Basically it's a UI very similar to Chrome's F12 tools: DOM browsing, CSS editing, JavaScript console, etc. ... for use with remote mobile apps. You insert a line of JavaScript into the client code and it loads a whole bunch of hooks and behaviors, which you can then talk to via that UI in your browser. Voila: type alert('Hello') into your browser, and your app has a popup alert.

Unlike the remote debuggers provided with various SDKs, it is not platform-specific. The very same browser window can debug apps on Windows Phone, Android, iOS, ... And that's pretty slick.

Weinre is about the greatest thing since Firebug, for figuring out why your Cordova app is misbehaving. For Cordova-based apps in particular, an online actively-on-the-phone debugger is important, since JavaScript failures just do nothing.

But Now There's GapDebug

The down side of weinre, is that it's a network thing.
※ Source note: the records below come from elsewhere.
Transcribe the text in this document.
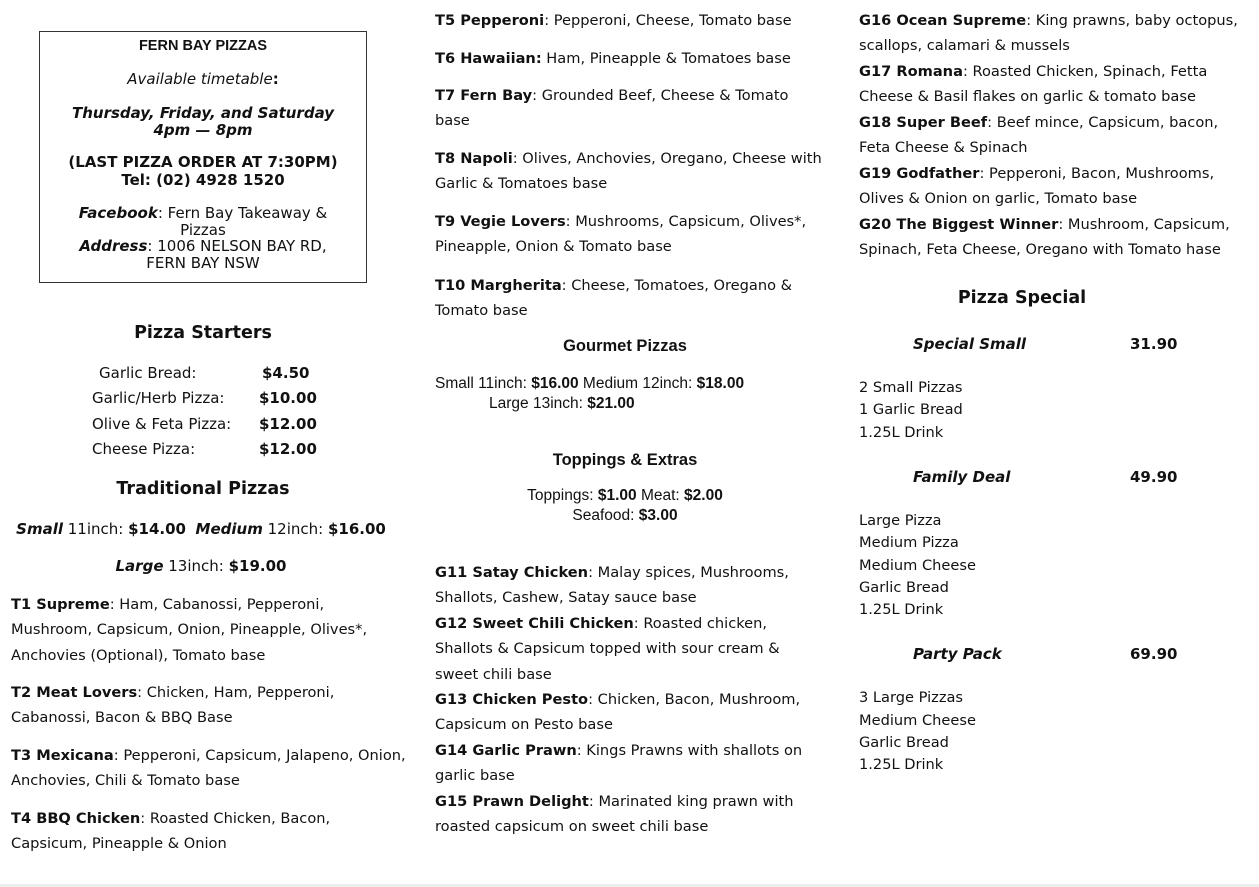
FERN BAY PIZZAS
Available timetable:
Thursday, Friday, and Saturday
4pm — 8pm
(LAST PIZZA ORDER AT 7:30PM)
Tel: (02) 4928 1520
Facebook: Fern Bay Takeaway &
Pizzas
Address: 1006 NELSON BAY RD,
FERN BAY NSW
Pizza Starters
Garlic Bread:	$4.50
Garlic/Herb Pizza: $10.00
Olive & Feta Pizza: $12.00
Cheese Pizza:	$12.00
Traditional Pizzas
Small 11inch: $14.00 Medium 12inch: $16.00
Large 13inch: $19.00
T1 Supreme: Ham, Cabanossi, Pepperoni, Mushroom, Capsicum, Onion, Pineapple, Olives*, Anchovies (Optional), Tomato base
T2 Meat Lovers: Chicken, Ham, Pepperoni, Cabanossi, Bacon & BBQ Base
T3 Mexicana: Pepperoni, Capsicum, Jalapeno, Onion, Anchovies, Chili & Tomato base
T4 BBQ Chicken: Roasted Chicken, Bacon, Capsicum, Pineapple & Onion
T5 Pepperoni: Pepperoni, Cheese, Tomato base
T6 Hawaiian: Ham, Pineapple & Tomatoes base
T7 Fern Bay: Grounded Beef, Cheese & Tomato base
T8 Napoli: Olives, Anchovies, Oregano, Cheese with Garlic & Tomatoes base
T9 Vegie Lovers: Mushrooms, Capsicum, Olives*, Pineapple, Onion & Tomato base
T10 Margherita: Cheese, Tomatoes, Oregano & Tomato base
Gourmet Pizzas
Small 11inch: $16.00 Medium 12inch: $18.00
Large 13inch: $21.00
Toppings & Extras
Toppings: $1.00 Meat: $2.00
Seafood: $3.00
G11 Satay Chicken: Malay spices, Mushrooms, Shallots, Cashew, Satay sauce base
G12 Sweet Chili Chicken: Roasted chicken, Shallots & Capsicum topped with sour cream & sweet chili base
G13 Chicken Pesto: Chicken, Bacon, Mushroom, Capsicum on Pesto base
G14 Garlic Prawn: Kings Prawns with shallots on garlic base
G15 Prawn Delight: Marinated king prawn with roasted capsicum on sweet chili base
G16 Ocean Supreme: King prawns, baby octopus, scallops, calamari & mussels
G17 Romana: Roasted Chicken, Spinach, Fetta Cheese & Basil flakes on garlic & tomato base
G18 Super Beef: Beef mince, Capsicum, bacon, Feta Cheese & Spinach
G19 Godfather: Pepperoni, Bacon, Mushrooms, Olives & Onion on garlic, Tomato base
G20 The Biggest Winner: Mushroom, Capsicum, Spinach, Feta Cheese, Oregano with Tomato hase
Pizza Special
Special Small	31.90
2 Small Pizzas
1 Garlic Bread
1.25L Drink
Family Deal	49.90
Large Pizza
Medium Pizza
Medium Cheese
Garlic Bread
1.25L Drink
Party Pack	69.90
3 Large Pizzas
Medium Cheese
Garlic Bread
1.25L Drink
You need a server running weinre, and both your phone and your browser connect to it. If your phone is using its mobile network and your PC is on your home wifi, then you need a third-party server e.g. at work or on an EC2 instance. If you're running both the phone and your PC on the LAN, Windows Firewall can be a nuisance and prevent the phone from connecting (the only symptom being that your phone never shows up on the list of remote connections).

Genuitec embraced the cable, with GapDebug. (Genuitec Website)

It's basically the same idea as weinre: a local service that communicates with your phone and app, with a browser-based UI featuring a CSS editor and JavaScript console and all. It's all the awesome of Chrome's F12 tools.

The first big difference from weinre is that GapDebug works over the cable. I have my phones plugged in via cable anyway, so I can push code updates and also not have the battery conk out, so adding a cable is nothing new.

The second big difference, is that weinre requires that you place a <script> tag into your HTML, then remember to remove it for production. GapDebug uses the android:debuggable flag in AndroidManifest, so I'm equally likely to forget... but then again I make changes to AndroidManifest less often than to index.html so an outstanding change there is noticeable.

The third big difference, is that GapDebug works over the cable... and not over the Internet. Weinre's ability to work over the Internet makes it fill a slightly different niche, when the need arises.

Why Choose?

So, weinre is obsolete? Well, no. They hold slightly different places.

For my day-to-day debugging on my own phones, plugged in via cable anyway, GapDebug is my tool of choice.

But what if I want to debug someone else's phone? Then I stick the weinre <script>tag into the HTML, ship to the beta tester, then open up my browser. Their copy of the app calls home to weinre, and I can work with it right there. If she fires up Skype, I can even talk with the beta tester and see her phone while I fuss with it remotely. Can't do that over a three-foot cable!